Ein Close-up auf eine künstliche Fernsehsituation, ein Roman, der ein PhD in Physik werden sollte, ein direkt in die Kamera gerichteter Blick. Danach: Wechsel in kontrastreiches Schwarzweiß, ein zeitlicher Sprung, es geht zwölf Jahre zurück, es geht in die Berge. Timm Kröger beginnt seinen aufsehenerregenden, in Venedig mit dem Bisato d’Oro der unabhängigen Filmkritik ausgezeichneten Film mit einer subtilen Verschachtelung verschiedener medialer Ebenen. Mit der Eingangssequenz werden wir auf äußerst unterhaltsame Weise in eine komplexe Welt geschubst, um die es im weiteren gehen wird: ins Multiversum, in die kollabierenden Sphären der Weltgewissheit. In die Gleichzeitigkeit der Wirklichkeitsabschattungen – real, irreal, potential – und in die spatialen Unmöglichkeiten.

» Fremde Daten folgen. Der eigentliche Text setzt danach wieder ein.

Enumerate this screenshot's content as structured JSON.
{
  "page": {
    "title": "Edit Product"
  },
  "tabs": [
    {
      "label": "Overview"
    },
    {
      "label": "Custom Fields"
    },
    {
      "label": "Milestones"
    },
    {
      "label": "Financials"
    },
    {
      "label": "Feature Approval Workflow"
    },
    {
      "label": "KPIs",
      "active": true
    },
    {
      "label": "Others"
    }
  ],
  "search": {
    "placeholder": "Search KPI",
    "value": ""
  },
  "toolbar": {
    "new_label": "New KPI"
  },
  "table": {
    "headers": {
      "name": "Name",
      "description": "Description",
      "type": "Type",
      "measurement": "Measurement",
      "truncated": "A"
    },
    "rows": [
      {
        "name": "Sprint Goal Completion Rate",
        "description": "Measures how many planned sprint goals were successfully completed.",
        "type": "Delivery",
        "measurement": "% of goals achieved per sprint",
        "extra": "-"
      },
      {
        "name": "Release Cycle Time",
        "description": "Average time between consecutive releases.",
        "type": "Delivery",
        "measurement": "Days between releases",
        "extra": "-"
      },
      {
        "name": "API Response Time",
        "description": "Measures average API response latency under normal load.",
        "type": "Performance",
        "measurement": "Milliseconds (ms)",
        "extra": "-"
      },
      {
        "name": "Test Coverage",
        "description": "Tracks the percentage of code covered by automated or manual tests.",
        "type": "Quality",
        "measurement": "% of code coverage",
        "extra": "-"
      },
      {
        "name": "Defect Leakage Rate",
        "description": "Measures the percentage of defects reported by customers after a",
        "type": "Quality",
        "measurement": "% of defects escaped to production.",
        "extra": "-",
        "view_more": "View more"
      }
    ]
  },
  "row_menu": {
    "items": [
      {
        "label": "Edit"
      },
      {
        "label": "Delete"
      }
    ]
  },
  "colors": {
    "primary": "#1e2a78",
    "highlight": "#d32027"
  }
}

An der Theorie des Multiversums hat der hinausstürzende Gast des Prologs in den Sechzigerjahren als Promovend der Physik geforscht. Jan Bülow verkörpert diesen Johannes Leinert als Mischung aus spätem Pennäler, unsicherem Jungwissenschaftler und einem, der es wissen will. An der Seite seines unnahbaren Doktorvaters Dr. Strathen (Hanns Zischler in einer Paraderolle) reist er zu einem Physikerkongress hoch in den verschneiten Schweizer Alpen. Weiß ragen die zackigen Berggipfel in den Himmel, dunkel schieben sich die Nadelbäume ins Bild. Ohnehin schon eine Kulisse in Schwarzweiß, wird sie, derart filmisch gebannt, zum Einfallstor für den Heimatfilm und Luis Trenker, wenn es später auf Skiern rasant die steilen Berghänge hinuntergeht.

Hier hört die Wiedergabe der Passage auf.